O batuque da sustentabilidade que ecoa da Mangueira
Projeto transforma óleo de cozinha em soluções sustentáveis, promovendo saneamento, geração de renda e impacto ambiental positivo na comunidade

Nem só de samba e das cores verde e rosa vive a comunidade da Mangueira. Um dos grandes desafios globais de 2026 e que prossegue pelos próximos anos é com relação a oferta, qualidade e tratamento dos resíduos da água. E temos uma iniciativa bem perto de nós e que está servindo de exemplo para o mundo.
Imortalizada na música pelas lendárias letras de Cartola, Mestre Cachaça e tantos outros poetas populares, essa comunidade carioca também se destaca como exemplo para construção de um mundo mais sustentável. A conscientização e engajamento da comunidade são fundamentais para que o “morro” carioca vire exemplo internacional também no engajamento ambiental.
A tecnologia social do projeto Omìayê, do Instituto Singular Ideias Inovadoras, já evitou a poluição de até 156 milhões de litros de água e tratou mais de 225 milhões de litros, a partir de soluções de biorremediação, com sabões, pastilhas e detergentes que integram conhecimento científico e a força de trabalho feminina local para a transformação do meio ambiente.

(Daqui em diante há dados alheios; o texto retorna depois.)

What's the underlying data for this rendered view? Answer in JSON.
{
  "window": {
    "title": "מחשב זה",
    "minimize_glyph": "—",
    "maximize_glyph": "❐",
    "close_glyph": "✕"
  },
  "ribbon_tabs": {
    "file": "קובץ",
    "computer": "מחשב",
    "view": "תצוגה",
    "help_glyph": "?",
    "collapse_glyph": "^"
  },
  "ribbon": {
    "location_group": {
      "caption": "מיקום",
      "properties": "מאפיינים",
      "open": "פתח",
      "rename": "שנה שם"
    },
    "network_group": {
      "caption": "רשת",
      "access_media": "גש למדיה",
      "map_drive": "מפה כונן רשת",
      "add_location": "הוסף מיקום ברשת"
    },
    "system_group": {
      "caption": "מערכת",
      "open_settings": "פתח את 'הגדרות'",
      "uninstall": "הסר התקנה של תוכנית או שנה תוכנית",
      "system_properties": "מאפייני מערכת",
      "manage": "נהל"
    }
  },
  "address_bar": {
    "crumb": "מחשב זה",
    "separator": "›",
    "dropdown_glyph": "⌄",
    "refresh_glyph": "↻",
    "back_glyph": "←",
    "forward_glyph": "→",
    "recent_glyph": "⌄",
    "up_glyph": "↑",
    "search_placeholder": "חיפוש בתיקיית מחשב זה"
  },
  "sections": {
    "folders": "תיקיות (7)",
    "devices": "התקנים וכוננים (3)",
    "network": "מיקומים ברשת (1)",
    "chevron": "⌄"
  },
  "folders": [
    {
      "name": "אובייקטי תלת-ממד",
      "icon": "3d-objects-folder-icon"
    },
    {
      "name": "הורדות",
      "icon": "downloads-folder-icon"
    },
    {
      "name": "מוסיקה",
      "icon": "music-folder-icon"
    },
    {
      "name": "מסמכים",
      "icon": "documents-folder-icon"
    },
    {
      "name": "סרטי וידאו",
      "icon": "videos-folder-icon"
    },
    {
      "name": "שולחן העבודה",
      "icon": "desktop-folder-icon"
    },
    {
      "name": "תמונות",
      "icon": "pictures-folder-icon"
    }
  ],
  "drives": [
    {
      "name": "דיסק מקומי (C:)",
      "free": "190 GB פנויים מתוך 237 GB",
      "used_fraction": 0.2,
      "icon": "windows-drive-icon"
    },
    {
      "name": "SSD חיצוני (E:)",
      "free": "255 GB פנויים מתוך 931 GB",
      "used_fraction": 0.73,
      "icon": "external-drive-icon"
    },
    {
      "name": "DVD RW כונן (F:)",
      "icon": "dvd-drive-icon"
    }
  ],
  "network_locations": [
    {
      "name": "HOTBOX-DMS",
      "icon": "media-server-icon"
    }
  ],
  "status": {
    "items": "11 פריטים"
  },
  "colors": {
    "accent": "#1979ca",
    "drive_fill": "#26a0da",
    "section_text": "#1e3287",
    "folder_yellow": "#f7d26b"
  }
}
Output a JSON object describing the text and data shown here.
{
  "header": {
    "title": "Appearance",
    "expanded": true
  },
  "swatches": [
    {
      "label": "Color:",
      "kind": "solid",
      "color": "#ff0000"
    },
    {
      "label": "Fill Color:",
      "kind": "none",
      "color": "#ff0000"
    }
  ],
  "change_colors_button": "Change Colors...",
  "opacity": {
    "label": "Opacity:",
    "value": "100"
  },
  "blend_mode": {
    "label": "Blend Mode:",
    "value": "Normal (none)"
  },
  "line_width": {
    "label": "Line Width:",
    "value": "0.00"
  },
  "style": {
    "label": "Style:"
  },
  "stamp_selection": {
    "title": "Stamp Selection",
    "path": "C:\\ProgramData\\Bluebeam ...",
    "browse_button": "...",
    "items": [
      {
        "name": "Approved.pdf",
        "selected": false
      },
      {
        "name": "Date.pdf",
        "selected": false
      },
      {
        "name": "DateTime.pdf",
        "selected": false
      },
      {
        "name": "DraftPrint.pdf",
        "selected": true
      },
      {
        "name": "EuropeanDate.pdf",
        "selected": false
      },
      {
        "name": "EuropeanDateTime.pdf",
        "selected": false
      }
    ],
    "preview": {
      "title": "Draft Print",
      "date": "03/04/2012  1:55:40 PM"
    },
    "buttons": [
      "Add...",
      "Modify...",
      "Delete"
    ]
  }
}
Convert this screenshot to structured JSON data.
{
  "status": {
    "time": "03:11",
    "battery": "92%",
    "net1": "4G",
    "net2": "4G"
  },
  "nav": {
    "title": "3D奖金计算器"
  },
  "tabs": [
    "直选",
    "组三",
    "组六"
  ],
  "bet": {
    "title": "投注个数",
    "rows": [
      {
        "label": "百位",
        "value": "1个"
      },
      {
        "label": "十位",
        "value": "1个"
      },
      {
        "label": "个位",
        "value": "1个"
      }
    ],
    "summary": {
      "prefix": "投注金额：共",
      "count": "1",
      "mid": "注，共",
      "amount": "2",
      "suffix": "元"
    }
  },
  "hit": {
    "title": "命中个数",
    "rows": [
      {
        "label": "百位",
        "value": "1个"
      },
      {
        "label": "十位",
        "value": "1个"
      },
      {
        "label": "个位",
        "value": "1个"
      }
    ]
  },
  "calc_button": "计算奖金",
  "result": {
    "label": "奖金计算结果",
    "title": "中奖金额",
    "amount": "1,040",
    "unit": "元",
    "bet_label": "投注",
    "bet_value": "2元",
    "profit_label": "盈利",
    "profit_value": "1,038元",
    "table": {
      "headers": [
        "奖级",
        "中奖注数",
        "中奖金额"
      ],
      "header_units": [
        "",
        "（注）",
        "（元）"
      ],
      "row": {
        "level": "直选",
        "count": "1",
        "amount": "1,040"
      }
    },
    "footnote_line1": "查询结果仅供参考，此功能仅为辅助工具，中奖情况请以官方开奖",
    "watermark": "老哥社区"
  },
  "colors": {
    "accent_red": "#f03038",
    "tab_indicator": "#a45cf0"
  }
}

Em um cenário global marcado pela escassez de recursos hídricos e pelos impactos das mudanças climáticas, iniciativas enraizadas nos territórios demonstram que a transformação também se constrói a partir do cotidiano. Na Mangueira, o enfrentamento de desafios históricos relacionados ao saneamento básico tem gerado resultados mensuráveis, com impacto direto na qualidade da água e na saúde ambiental.
Um único litro de óleo pode contaminar milhares de litros de água, mas, na Mangueira, esse resíduo torna-se o combustível de uma economia circular. “Na Mangueira, três milhões de litros de esgoto são despejados diariamente sem qualquer tratamento, e o óleo de cozinha descartado nas pias agrava esse cenário de forma silenciosa. Tendo isso em vista, desenvolvemos uma tecnologia social que transforma o próprio resíduo em instrumento de tratamento da água, por meio de bioprodutos que carregam microrganismos capazes de realizar a biorremediação dos efluentes. Os 156 milhões de litros de água preservados até aqui demonstram que soluções construídas dentro das comunidades, com base científica e protagonismo das pessoas que vivem o problema, podem gerar resultados concretos diante de desafios que historicamente foram negligenciados pelo poder público”, explica Gabriel Pizoeiro, diretor do Instituto Singular.
Ao coletar mais de 6.250 litros de óleo usado, o projeto evitou a poluição de aproximadamente 156 milhões de litros de água, volume que equivale a 62 piscinas olímpicas. O material coletado é processado em uma ecofábrica local, operada por mulheres da comunidade, que, ao transformar o poluente em produtos de limpeza ecológicos, evita que esse impacto se multiplique, protegendo redes de esgoto, rios e o abastecimento urbano.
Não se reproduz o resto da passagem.